On Wednesday (December 16), MLB Commissioner Rob Manfred, via the league’s communications department, relayed the news and described the move as “correcting a longtime oversight in the game’s history.”

“Commissioner Manfred announced today that @MLB is officially elevating the Negro Leagues to ‘Major League’ status,” a tweet announcing the new distinction read. “Culminating the centennial celebration of the founding of the Negro Leagues, MLB is proud to highlight the contributions of the pioneers who played from 1920-1948.”

RELATED: Remembering the Negro Leagues and Black Excellence 100 Years Later

“The Negro Leagues were a major league from inception to end,” another tweet reads. “This is indisputable. For MLB to recognize that and for the record books to acknowledge it, however, serves to right a wrong.”

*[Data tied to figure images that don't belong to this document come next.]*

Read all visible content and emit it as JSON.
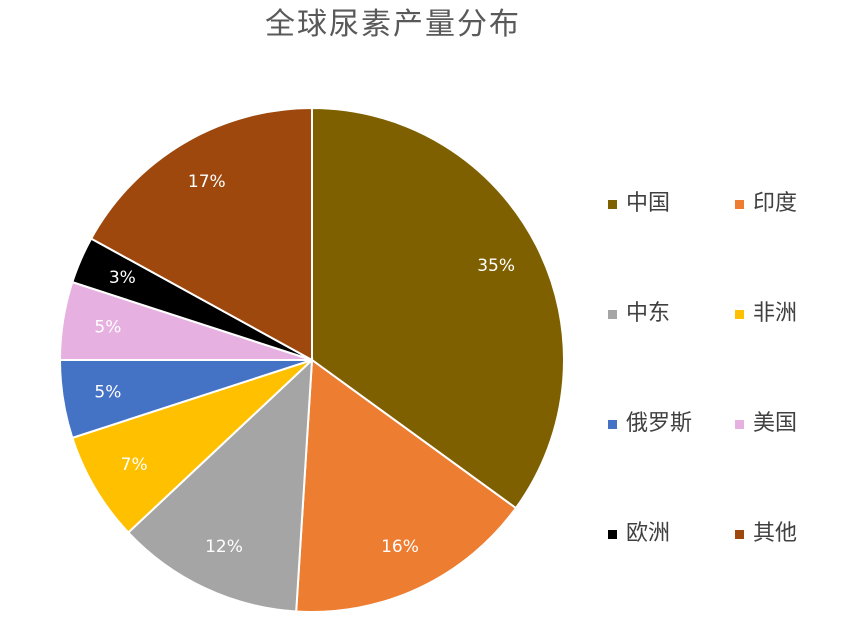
{
  "chart_data": {
    "type": "pie",
    "title": "全球尿素产量分布",
    "categories": [
      "中国",
      "印度",
      "中东",
      "非洲",
      "俄罗斯",
      "美国",
      "欧洲",
      "其他"
    ],
    "values": [
      35,
      16,
      12,
      7,
      5,
      5,
      3,
      17
    ],
    "value_labels": [
      "35%",
      "16%",
      "12%",
      "7%",
      "5%",
      "5%",
      "3%",
      "17%"
    ],
    "colors": [
      "#7f6000",
      "#ed7d31",
      "#a5a5a5",
      "#ffc000",
      "#4472c4",
      "#e6b0e0",
      "#000000",
      "#9e480e"
    ],
    "legend": "right"
  }
}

The new status means the MLB will recognize statistics and records of the roughly 3,400 players who participated in the seven leagues. Those leagues include the Negro National League (I) (1920–1931), Eastern Colored League (1923–1928), American Negro League (1929), East-West League (1932), Negro Southern League (1932), Negro National League (II) (1933–1948), and Negro American League (1937–1948).

Some of the greatest baseball players ever will now have their stats recognized by the majors, including Satchel Paige, Josh Gibson, Buck Leonard, Turkey Stearnes, Oscar Charleston, Jackie Robinson, Walter “Buck” Leonard and James “Cool Papa” Bell.